En Bretagne, une vingtaine de bassins versants ont été modélisés, afin d'estimer les résultats des changements de pratiques. Et les résultats sont décevants. "En 10 ans, les apports d'azote ont diminué de 40 kg/ha, ce qui a permis une réduction du flux d'azote vers la rivière de 12 kg/ha, soit une efficience de 30%". Des mesures renforcées, limitant encore les apports de 23 kg, auraient des résultats moindres, avec une réduction du flux de seulement 3 kg et une efficience de 13%. "Notamment parce qu'à cause de la baisse de
rendement, les cultures exporteront bien moins d'azote". La solution ? "S'arranger pour diminuer les apports sans diminuer les rendements", avance le chercheur, en citant des systèmes à base d'herbe, des couverts qui prélèvent toute l'année... "Il faut aussi des paysages variés, complexes, pour maximiser les chances de récupération des fuites".

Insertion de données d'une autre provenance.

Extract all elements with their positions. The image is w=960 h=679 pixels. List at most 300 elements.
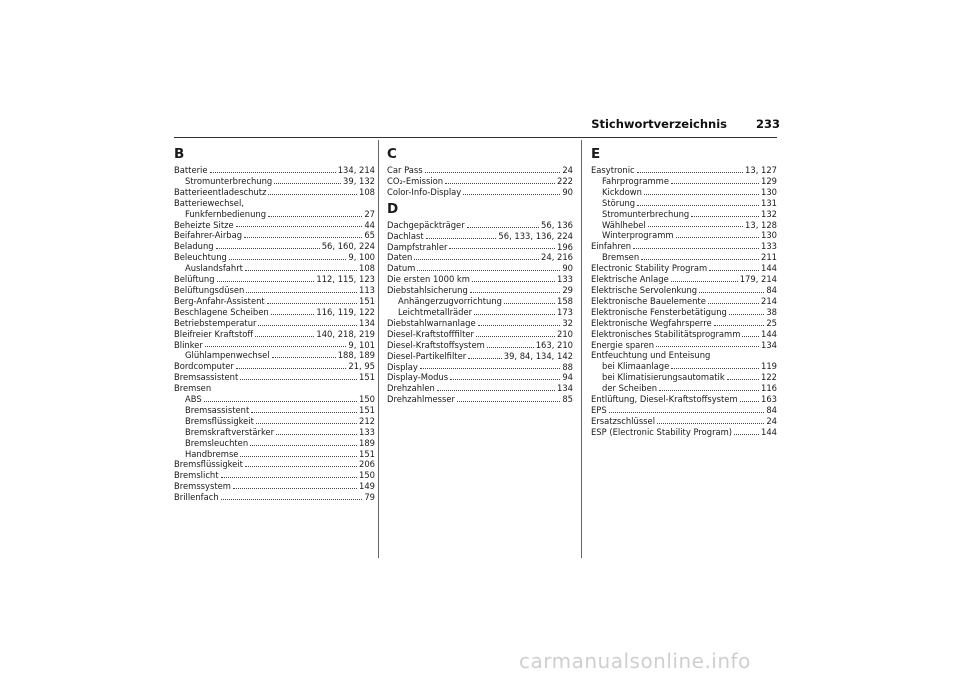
index-pages: 151 — [359, 404, 375, 415]
index-term: Betriebstemperatur — [174, 317, 257, 328]
index-pages: 144 — [761, 263, 777, 274]
index-pages: 56, 136 — [541, 219, 573, 230]
index-term: Entlüftung, Diesel-Kraftstoffsystem — [591, 394, 738, 405]
leader-dots — [487, 347, 534, 348]
leader-dots — [221, 499, 363, 500]
index-entry — [174, 198, 375, 209]
index-pages: 9, 101 — [348, 339, 375, 350]
leader-dots — [204, 401, 357, 402]
index-term: Bremsen — [174, 383, 212, 394]
page-number: 233 — [756, 117, 781, 131]
index-entry — [387, 252, 573, 263]
index-pages: 134 — [761, 339, 777, 350]
index-term: Beheizte Sitze — [174, 219, 234, 230]
index-pages: 44 — [364, 219, 375, 230]
leader-dots — [474, 314, 555, 315]
index-term: Berg-Anfahr-Assistent — [174, 295, 265, 306]
section-letter: E — [591, 146, 601, 162]
index-entry — [591, 307, 777, 318]
index-pages: 150 — [359, 470, 375, 481]
index-term: Beleuchtung — [174, 252, 227, 263]
index-entry — [591, 176, 777, 187]
watermark-text: carmanualsonline.info — [519, 649, 751, 673]
index-entry — [174, 416, 375, 427]
index-entry — [174, 187, 375, 198]
index-pages: 211 — [761, 252, 777, 263]
index-term: EPS — [591, 404, 607, 415]
index-entry — [174, 438, 375, 449]
index-entry — [387, 362, 573, 373]
index-entry — [174, 252, 375, 263]
leader-dots — [210, 172, 336, 173]
index-entry — [591, 230, 777, 241]
index-entry — [387, 340, 573, 351]
index-entry — [387, 176, 573, 187]
leader-dots — [417, 270, 560, 271]
leader-dots — [216, 248, 320, 249]
index-entry — [174, 285, 375, 296]
index-column-1 — [174, 145, 375, 503]
leader-dots — [644, 194, 759, 195]
index-term: Störung — [602, 197, 636, 208]
index-term: Bremsflüssigkeit — [185, 415, 254, 426]
index-entry — [174, 405, 375, 416]
leader-dots — [740, 401, 759, 402]
section-letter: B — [174, 146, 185, 162]
index-entry — [387, 383, 573, 394]
index-term: Die ersten 1000 km — [387, 274, 470, 285]
section-letter: C — [387, 146, 397, 162]
index-term: Bremskraftverstärker — [185, 426, 275, 437]
index-entry — [174, 361, 375, 372]
index-pages: 134, 214 — [337, 165, 375, 175]
column-divider-2 — [581, 140, 582, 558]
leader-dots — [221, 477, 357, 478]
index-term: Bremsleuchten — [185, 437, 249, 448]
index-entry — [591, 340, 777, 351]
index-term: Easytronic — [591, 165, 635, 175]
index-entry — [591, 198, 777, 209]
index-pages: 132 — [761, 208, 777, 219]
index-term: Funkfernbedienung — [185, 208, 267, 219]
index-entry — [387, 372, 573, 383]
index-pages: 56, 160, 224 — [321, 241, 375, 252]
leader-dots — [244, 237, 362, 238]
header-divider — [174, 137, 777, 138]
index-pages: 9, 100 — [348, 252, 375, 263]
index-pages: 94 — [562, 372, 573, 383]
index-pages: 88 — [562, 361, 573, 372]
index-pages: 13, 128 — [745, 219, 777, 230]
index-pages: 21, 95 — [348, 361, 375, 372]
leader-dots — [633, 248, 759, 249]
index-entry — [591, 427, 777, 438]
index-pages: 108 — [359, 186, 375, 197]
leader-dots — [659, 390, 759, 391]
index-entry — [387, 394, 573, 405]
index-term: Dampfstrahler — [387, 241, 448, 252]
index-pages: 133 — [359, 426, 375, 437]
leader-dots — [478, 325, 561, 326]
leader-dots — [245, 466, 357, 467]
index-term: Beladung — [174, 241, 214, 252]
index-term: Belüftungsdüsen — [174, 284, 245, 295]
index-term: Dachlast — [387, 230, 424, 241]
index-pages: 39, 132 — [343, 175, 375, 186]
leader-dots — [691, 216, 759, 217]
leader-dots — [641, 259, 759, 260]
leader-dots — [709, 270, 759, 271]
leader-dots — [729, 314, 765, 315]
index-term: Bremsen — [602, 252, 640, 263]
index-pages: 24, 216 — [541, 252, 573, 263]
leader-dots — [656, 346, 759, 347]
index-entry — [174, 165, 375, 176]
index-pages: 116, 119, 122 — [316, 306, 375, 317]
index-pages: 140, 218, 219 — [316, 328, 375, 339]
leader-dots — [671, 281, 738, 282]
leader-dots — [236, 368, 346, 369]
index-pages: 112, 115, 123 — [316, 274, 375, 285]
index-term: Color-Info-Display — [387, 186, 462, 197]
index-entry — [174, 318, 375, 329]
leader-dots — [229, 259, 347, 260]
index-entry — [387, 263, 573, 274]
index-entry — [591, 394, 777, 405]
leader-dots — [699, 292, 764, 293]
index-term: Bremsflüssigkeit — [174, 459, 243, 470]
index-term: Bleifreier Kraftstoff — [174, 328, 254, 339]
leader-dots — [205, 346, 347, 347]
index-term: Belüftung — [174, 274, 215, 285]
leader-dots — [437, 390, 555, 391]
leader-dots — [240, 379, 357, 380]
index-term: Wählhebel — [602, 219, 646, 230]
index-entry — [591, 165, 777, 176]
index-pages: 163, 210 — [535, 339, 573, 350]
leader-dots — [258, 325, 357, 326]
index-pages: 189 — [359, 437, 375, 448]
index-pages: 188, 189 — [337, 350, 375, 361]
leader-dots — [468, 358, 502, 359]
index-term: CO₂-Emission — [387, 175, 444, 186]
index-entry — [174, 329, 375, 340]
leader-dots — [637, 205, 759, 206]
index-term: Batterieentladeschutz — [174, 186, 267, 197]
leader-dots — [276, 434, 357, 435]
index-term: Diebstahlwarnanlage — [387, 317, 476, 328]
index-pages: 151 — [359, 448, 375, 459]
index-term: Winterprogramm — [602, 230, 674, 241]
index-term: Bremssystem — [174, 481, 231, 492]
index-entry — [174, 274, 375, 285]
index-entry — [591, 274, 777, 285]
index-pages: 151 — [359, 372, 375, 383]
leader-dots — [217, 281, 315, 282]
index-term: Beschlagene Scheiben — [174, 306, 269, 317]
index-pages: 29 — [562, 285, 573, 296]
index-pages: 32 — [562, 317, 573, 328]
index-entry — [591, 372, 777, 383]
index-pages: 144 — [761, 328, 777, 339]
index-pages: 90 — [562, 263, 573, 274]
page-header-title: Stichwortverzeichnis — [591, 117, 727, 131]
index-entry — [387, 231, 573, 242]
index-term: Elektronische Fensterbetätigung — [591, 306, 727, 317]
leader-dots — [470, 292, 561, 293]
index-term: Ersatzschlüssel — [591, 415, 656, 426]
index-term: Electronic Stability Program — [591, 263, 708, 274]
index-entry — [174, 383, 375, 394]
index-pages: 116 — [761, 383, 777, 394]
index-term: Elektronisches Stabilitätsprogramm — [591, 328, 741, 339]
index-term: Stromunterbrechung — [602, 208, 690, 219]
index-term: Elektronische Wegfahrsperre — [591, 317, 712, 328]
index-pages: 214 — [761, 295, 777, 306]
leader-dots — [268, 216, 362, 217]
section-letter: D — [387, 200, 399, 217]
index-entry — [387, 274, 573, 285]
index-pages: 150 — [359, 394, 375, 405]
leader-dots — [708, 303, 759, 304]
leader-dots — [425, 172, 561, 173]
index-entry — [174, 372, 375, 383]
index-pages: 65 — [364, 230, 375, 241]
index-term: bei Klimatisierungsautomatik — [602, 372, 725, 383]
index-pages: 24 — [766, 415, 777, 426]
index-term: Blinker — [174, 339, 203, 350]
leader-dots — [236, 226, 363, 227]
leader-dots — [420, 368, 560, 369]
leader-dots — [734, 434, 759, 435]
index-pages: 173 — [557, 306, 573, 317]
index-pages: 151 — [359, 295, 375, 306]
index-entry — [591, 416, 777, 427]
index-column-2 — [387, 145, 573, 405]
index-pages: 222 — [557, 175, 573, 186]
index-term: Entfeuchtung und Enteisung — [591, 350, 711, 361]
index-term: Elektrische Anlage — [591, 274, 669, 285]
leader-dots — [463, 194, 560, 195]
leader-dots — [268, 194, 357, 195]
index-entry — [174, 263, 375, 274]
index-pages: 39, 84, 134, 142 — [503, 350, 573, 361]
index-entry — [174, 230, 375, 241]
index-term: Einfahren — [591, 241, 632, 252]
index-term: Display-Modus — [387, 372, 449, 383]
leader-dots — [504, 303, 555, 304]
index-entry — [591, 361, 777, 372]
index-entry — [387, 296, 573, 307]
index-pages: 25 — [766, 317, 777, 328]
index-entry — [387, 242, 573, 253]
leader-dots — [250, 445, 357, 446]
index-term: bei Klimaanlage — [602, 361, 670, 372]
leader-dots — [271, 314, 315, 315]
index-term: Diesel-Kraftstoffsystem — [387, 339, 485, 350]
index-entry — [591, 285, 777, 296]
leader-dots — [467, 227, 539, 228]
index-pages: 196 — [557, 241, 573, 252]
leader-dots — [727, 379, 759, 380]
index-pages: 130 — [761, 230, 777, 241]
index-pages: 133 — [761, 241, 777, 252]
index-entry — [174, 427, 375, 438]
index-entry — [174, 470, 375, 481]
index-pages: 131 — [761, 197, 777, 208]
leader-dots — [457, 401, 560, 402]
index-term: Auslandsfahrt — [185, 263, 243, 274]
index-pages: 122 — [761, 372, 777, 383]
index-column-3 — [591, 145, 777, 438]
index-entry — [174, 492, 375, 503]
index-term: Drehzahlen — [387, 383, 435, 394]
index-term: Elektrische Servolenkung — [591, 284, 698, 295]
index-entry — [387, 285, 573, 296]
index-term: Fahrprogramme — [602, 175, 669, 186]
index-entry — [174, 459, 375, 470]
index-entry — [591, 383, 777, 394]
leader-dots — [742, 336, 759, 337]
index-entry — [174, 350, 375, 361]
leader-dots — [256, 423, 357, 424]
index-term: Glühlampenwechsel — [185, 350, 270, 361]
index-entry — [591, 318, 777, 329]
index-entry — [591, 241, 777, 252]
index-pages: 133 — [557, 274, 573, 285]
leader-dots — [274, 183, 341, 184]
index-entry — [174, 176, 375, 187]
index-pages: 212 — [359, 415, 375, 426]
index-entry — [174, 209, 375, 220]
leader-dots — [637, 172, 743, 173]
index-entry — [591, 252, 777, 263]
index-term: ESP (Electronic Stability Program) — [591, 426, 733, 437]
index-pages: 79 — [364, 492, 375, 503]
index-pages: 24 — [562, 165, 573, 175]
index-entry — [387, 351, 573, 362]
index-pages: 27 — [364, 208, 375, 219]
index-term: Brillenfach — [174, 492, 219, 503]
leader-dots — [414, 259, 539, 260]
index-entry — [591, 329, 777, 340]
index-entry — [174, 307, 375, 318]
leader-dots — [233, 488, 357, 489]
leader-dots — [609, 412, 765, 413]
index-pages: 84 — [766, 284, 777, 295]
index-pages: 108 — [359, 263, 375, 274]
index-pages: 158 — [557, 296, 573, 307]
index-pages: 84 — [766, 404, 777, 415]
index-pages: 119 — [761, 361, 777, 372]
index-term: Daten — [387, 252, 413, 263]
leader-dots — [246, 292, 357, 293]
index-term: Diesel-Partikelfilter — [387, 350, 467, 361]
index-pages: 38 — [766, 306, 777, 317]
leader-dots — [676, 237, 759, 238]
index-entry — [591, 350, 777, 361]
index-term: Diebstahlsicherung — [387, 285, 468, 296]
leader-dots — [272, 357, 336, 358]
index-term: Stromunterbrechung — [185, 175, 273, 186]
index-term: Car Pass — [387, 165, 423, 175]
index-pages: 134 — [557, 383, 573, 394]
index-entry — [387, 307, 573, 318]
index-term: Batteriewechsel, — [174, 197, 244, 208]
leader-dots — [476, 336, 555, 337]
index-entry — [174, 296, 375, 307]
index-pages: 149 — [359, 481, 375, 492]
leader-dots — [671, 183, 759, 184]
index-entry — [387, 318, 573, 329]
index-term: Bremslicht — [174, 470, 219, 481]
leader-dots — [426, 238, 497, 239]
index-entry — [174, 340, 375, 351]
index-entry — [387, 220, 573, 231]
index-pages: 179, 214 — [739, 274, 777, 285]
leader-dots — [240, 456, 357, 457]
index-term: Datum — [387, 263, 416, 274]
index-entry — [591, 263, 777, 274]
index-pages: 129 — [761, 175, 777, 186]
index-term: Kickdown — [602, 186, 642, 197]
index-pages: 144 — [761, 426, 777, 437]
index-entry — [174, 481, 375, 492]
leader-dots — [714, 325, 765, 326]
index-entry — [387, 329, 573, 340]
index-entry — [591, 209, 777, 220]
index-pages: 56, 133, 136, 224 — [498, 230, 573, 241]
index-entry — [174, 241, 375, 252]
index-entry — [591, 187, 777, 198]
leader-dots — [267, 303, 357, 304]
index-term: Display — [387, 361, 418, 372]
index-term: Energie sparen — [591, 339, 655, 350]
index-pages: 85 — [562, 394, 573, 405]
index-pages: 163 — [761, 394, 777, 405]
leader-dots — [657, 423, 764, 424]
leader-dots — [472, 281, 555, 282]
index-entry — [174, 394, 375, 405]
index-entry — [591, 405, 777, 416]
leader-dots — [648, 226, 743, 227]
index-term: Bremsassistent — [185, 404, 250, 415]
index-term: Drehzahlmesser — [387, 394, 455, 405]
index-term: Leichtmetallräder — [398, 306, 473, 317]
leader-dots — [445, 183, 555, 184]
index-term: Elektronische Bauelemente — [591, 295, 706, 306]
index-term: ABS — [185, 394, 202, 405]
index-entry — [387, 187, 573, 198]
index-term: Bordcomputer — [174, 361, 234, 372]
index-term: Bremsassistent — [174, 372, 239, 383]
index-term: Diesel-Kraftstofffilter — [387, 328, 474, 339]
column-divider-1 — [378, 140, 379, 558]
leader-dots — [251, 412, 357, 413]
index-term: Handbremse — [185, 448, 239, 459]
leader-dots — [671, 368, 759, 369]
index-pages: 130 — [761, 186, 777, 197]
index-term: Anhängerzugvorrichtung — [398, 296, 502, 307]
leader-dots — [449, 248, 555, 249]
index-entry — [591, 220, 777, 231]
index-pages: 113 — [359, 284, 375, 295]
index-term: Beifahrer-Airbag — [174, 230, 243, 241]
index-pages: 206 — [359, 459, 375, 470]
index-pages: 13, 127 — [745, 165, 777, 175]
index-pages: 134 — [359, 317, 375, 328]
index-pages: 90 — [562, 186, 573, 197]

Des aides à hauteur des enjeux

 

Mais, pour réduire drastiquement le taux de nitrates dans l'eau, de telles mesures ne seront pas suffisantes. Or, "une petite diminution des teneurs en nitrates ne suffira pas à diminuer les marées vertes, estime Alain Ménesguen, de l'Ifremer Brest. Il faudrait parvenir à 10 mg/l pour réduire les marées vertes de moitié". Un taux atteint par la ville de Munich, en optant, entre autres, pour l'agriculture biologique. "En moyenne, les pertes sous cultures bio sont inférieures de 15 à 40%, indique Patrick Durand. Mais, en bio comme en conventionnel, la variabilité est très forte".
Et, en cette période de crise, comment trouver les financements à de tels changements ? "Tous les ans, les pollutions diffuses coûtent entre 1 100 et 1 700 millions d'euros, calcule Olivier Bomelear, du ministère de l'écologie. Dans une aire d'alimentation de captage d'eau potable, l'absence d'excédent d'azote entraîne un bénéfice de 720 à 1 830 €/ha. Et la valeur de la dénitrification par les zones humides peut être estimée entre 2 800 et 4 240 €/ha par an". De quoi ouvrir de nouvelles perspectives "et donner une idée des aides qui pourraient être octroyées à ceux qui joueraient le jeu".